Em caso de vitória, Marcondes faz estilo superior, de quem está no paraíso e não vai descer do pedestal por causa de Barcímio. O aluno já parte para um estilo agressivo: azucrina sem piedade, bota o dedo na ferida. E Marcondes arrepia: “Cala a boca, demônio, se não eu te estrangulo”. A cara do velho é a de bárbaro; as mãos crispam como segurassem machado sujo de sangue. Funciona. Mas tem efeitos colaterais. Barcímio fica mais fera e determinado em vencer o adversário. Ele não é de levar desaforo para casa. O diretor, que foi aluno de Marcondes há 30 anos, já tentou acalmar as coisas: “Professor, não fala assim. O senhor vai ser processado. Vai me complicar e complicar a escola. Se Barcímio grava e joga no Youtube, estamos ferrados”.
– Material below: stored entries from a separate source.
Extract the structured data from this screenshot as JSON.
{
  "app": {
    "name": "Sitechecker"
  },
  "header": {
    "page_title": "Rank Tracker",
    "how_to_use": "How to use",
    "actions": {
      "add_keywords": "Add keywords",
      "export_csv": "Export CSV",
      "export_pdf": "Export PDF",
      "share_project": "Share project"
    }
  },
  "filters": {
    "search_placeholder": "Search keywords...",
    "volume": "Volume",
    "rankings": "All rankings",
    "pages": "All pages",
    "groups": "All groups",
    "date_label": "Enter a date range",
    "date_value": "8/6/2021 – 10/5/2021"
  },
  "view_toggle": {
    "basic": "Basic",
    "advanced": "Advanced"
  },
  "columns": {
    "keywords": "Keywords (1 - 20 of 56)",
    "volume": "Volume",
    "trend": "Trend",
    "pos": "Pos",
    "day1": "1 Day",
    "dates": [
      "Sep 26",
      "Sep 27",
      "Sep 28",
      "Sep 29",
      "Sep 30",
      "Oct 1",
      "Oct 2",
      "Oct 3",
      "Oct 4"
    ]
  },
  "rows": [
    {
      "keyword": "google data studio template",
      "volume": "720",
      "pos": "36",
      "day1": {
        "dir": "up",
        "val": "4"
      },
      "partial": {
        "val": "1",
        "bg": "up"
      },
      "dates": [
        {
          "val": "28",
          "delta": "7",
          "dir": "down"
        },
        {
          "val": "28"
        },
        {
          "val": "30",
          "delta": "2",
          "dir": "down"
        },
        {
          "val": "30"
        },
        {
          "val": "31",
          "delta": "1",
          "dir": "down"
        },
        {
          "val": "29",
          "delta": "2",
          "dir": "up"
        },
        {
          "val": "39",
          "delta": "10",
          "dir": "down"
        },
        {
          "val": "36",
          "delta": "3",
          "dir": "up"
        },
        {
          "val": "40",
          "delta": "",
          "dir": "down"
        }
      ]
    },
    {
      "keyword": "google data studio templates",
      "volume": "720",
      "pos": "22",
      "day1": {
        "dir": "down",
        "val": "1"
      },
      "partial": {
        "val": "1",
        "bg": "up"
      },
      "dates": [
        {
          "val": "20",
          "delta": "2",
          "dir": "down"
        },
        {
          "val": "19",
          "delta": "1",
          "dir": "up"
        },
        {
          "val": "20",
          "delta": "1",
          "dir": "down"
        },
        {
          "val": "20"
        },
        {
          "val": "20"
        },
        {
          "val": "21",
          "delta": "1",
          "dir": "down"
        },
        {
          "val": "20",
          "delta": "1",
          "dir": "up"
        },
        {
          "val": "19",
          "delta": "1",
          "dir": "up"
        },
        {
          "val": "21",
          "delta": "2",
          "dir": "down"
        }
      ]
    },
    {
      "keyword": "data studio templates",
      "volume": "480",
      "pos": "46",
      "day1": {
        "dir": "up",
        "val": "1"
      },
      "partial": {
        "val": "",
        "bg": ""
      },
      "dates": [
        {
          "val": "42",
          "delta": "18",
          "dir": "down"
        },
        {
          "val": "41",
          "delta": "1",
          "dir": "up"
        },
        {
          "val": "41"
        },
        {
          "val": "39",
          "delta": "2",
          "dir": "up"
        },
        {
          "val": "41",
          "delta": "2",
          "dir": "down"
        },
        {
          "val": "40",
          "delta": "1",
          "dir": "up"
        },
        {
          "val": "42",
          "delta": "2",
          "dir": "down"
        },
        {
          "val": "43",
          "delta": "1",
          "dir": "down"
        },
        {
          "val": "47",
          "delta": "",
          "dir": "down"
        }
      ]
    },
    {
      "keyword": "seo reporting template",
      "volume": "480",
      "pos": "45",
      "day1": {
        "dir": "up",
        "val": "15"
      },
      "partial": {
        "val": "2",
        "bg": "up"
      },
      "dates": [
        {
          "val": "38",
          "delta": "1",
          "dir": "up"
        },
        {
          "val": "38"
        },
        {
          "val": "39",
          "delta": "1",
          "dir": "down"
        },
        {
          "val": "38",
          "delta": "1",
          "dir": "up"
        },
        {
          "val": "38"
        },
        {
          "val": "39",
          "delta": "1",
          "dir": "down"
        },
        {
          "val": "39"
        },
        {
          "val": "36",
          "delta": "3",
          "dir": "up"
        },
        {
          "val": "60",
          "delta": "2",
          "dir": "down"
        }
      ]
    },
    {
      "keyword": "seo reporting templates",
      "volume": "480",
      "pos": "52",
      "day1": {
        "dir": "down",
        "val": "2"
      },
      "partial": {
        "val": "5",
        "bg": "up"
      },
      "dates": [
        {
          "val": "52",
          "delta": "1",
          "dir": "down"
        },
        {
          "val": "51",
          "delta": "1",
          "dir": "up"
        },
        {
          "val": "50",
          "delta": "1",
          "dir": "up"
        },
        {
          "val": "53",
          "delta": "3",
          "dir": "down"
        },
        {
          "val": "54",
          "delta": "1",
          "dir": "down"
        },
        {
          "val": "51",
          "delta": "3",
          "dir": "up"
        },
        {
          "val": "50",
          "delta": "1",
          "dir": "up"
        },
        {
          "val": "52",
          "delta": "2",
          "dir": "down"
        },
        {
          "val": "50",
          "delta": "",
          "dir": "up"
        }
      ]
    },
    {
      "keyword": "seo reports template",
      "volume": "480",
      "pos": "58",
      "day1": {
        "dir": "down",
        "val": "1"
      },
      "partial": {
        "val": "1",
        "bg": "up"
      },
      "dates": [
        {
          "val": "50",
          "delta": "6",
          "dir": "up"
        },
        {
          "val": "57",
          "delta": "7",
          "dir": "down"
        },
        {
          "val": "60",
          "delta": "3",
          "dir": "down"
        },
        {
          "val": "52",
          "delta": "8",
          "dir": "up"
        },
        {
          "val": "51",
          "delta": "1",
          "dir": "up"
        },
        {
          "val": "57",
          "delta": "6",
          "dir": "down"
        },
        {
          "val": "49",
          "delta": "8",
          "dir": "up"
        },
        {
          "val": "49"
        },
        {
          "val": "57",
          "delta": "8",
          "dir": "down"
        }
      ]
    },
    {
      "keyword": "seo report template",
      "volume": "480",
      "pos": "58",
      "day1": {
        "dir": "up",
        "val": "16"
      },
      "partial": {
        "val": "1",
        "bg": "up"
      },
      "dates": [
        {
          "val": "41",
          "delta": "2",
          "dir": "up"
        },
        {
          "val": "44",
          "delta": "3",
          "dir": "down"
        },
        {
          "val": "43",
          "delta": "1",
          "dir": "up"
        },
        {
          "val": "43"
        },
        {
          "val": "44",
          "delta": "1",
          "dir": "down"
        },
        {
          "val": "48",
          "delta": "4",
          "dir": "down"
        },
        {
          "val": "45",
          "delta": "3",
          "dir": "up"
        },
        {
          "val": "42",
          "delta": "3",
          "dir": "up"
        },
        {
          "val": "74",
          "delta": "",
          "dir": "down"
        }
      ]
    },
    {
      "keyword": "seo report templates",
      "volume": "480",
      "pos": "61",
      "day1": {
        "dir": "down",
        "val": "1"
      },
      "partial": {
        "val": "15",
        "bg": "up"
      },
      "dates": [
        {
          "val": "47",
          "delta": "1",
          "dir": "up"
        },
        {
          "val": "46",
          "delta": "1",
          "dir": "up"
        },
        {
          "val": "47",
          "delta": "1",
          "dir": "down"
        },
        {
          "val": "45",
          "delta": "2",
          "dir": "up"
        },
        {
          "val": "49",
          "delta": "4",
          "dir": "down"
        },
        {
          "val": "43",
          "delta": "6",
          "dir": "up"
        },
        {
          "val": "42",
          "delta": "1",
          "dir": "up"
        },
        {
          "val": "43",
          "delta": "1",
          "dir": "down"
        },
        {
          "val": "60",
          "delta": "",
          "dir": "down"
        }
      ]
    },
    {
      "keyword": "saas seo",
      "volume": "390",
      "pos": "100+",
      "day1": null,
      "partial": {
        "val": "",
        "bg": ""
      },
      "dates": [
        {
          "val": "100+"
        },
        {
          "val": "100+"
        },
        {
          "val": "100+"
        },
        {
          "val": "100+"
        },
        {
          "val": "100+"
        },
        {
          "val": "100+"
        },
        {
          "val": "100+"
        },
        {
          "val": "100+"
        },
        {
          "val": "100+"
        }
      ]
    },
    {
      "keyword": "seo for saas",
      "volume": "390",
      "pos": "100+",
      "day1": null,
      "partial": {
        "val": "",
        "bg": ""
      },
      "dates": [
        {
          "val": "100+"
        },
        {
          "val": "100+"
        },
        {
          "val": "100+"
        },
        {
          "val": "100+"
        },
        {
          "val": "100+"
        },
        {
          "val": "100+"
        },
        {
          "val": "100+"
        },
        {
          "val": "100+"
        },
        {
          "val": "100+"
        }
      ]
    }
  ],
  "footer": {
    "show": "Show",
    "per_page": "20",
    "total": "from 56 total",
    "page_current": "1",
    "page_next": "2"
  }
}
Marcondes abaixa a cabeça, diz: “Você está certo”. Na semana seguinte faz tudo de novo. Se ele não arrepia, quem arrepia é Barcímio. A cabeça do cara está sempre pensando num plano para derrubar o Velho Clorofila, como chama Marcondes por sua mania de usar verde. Barcímio contou para Diogo, que é paranista, seu novo plano. O velho ia ter enfarte ou ia parar na cadeia. Diogo indagou: “Não vai dizer que você não desistiu do Plano Pedofilia?”. Barcímio disse que não. E que ia ganhar a parada com arma alviverde. Ele comprou num sebo da cidade o livro dos helênicos sobre o Coxa, embrulhou em papel de presente. O velho faria qualquer coisa por aquilo.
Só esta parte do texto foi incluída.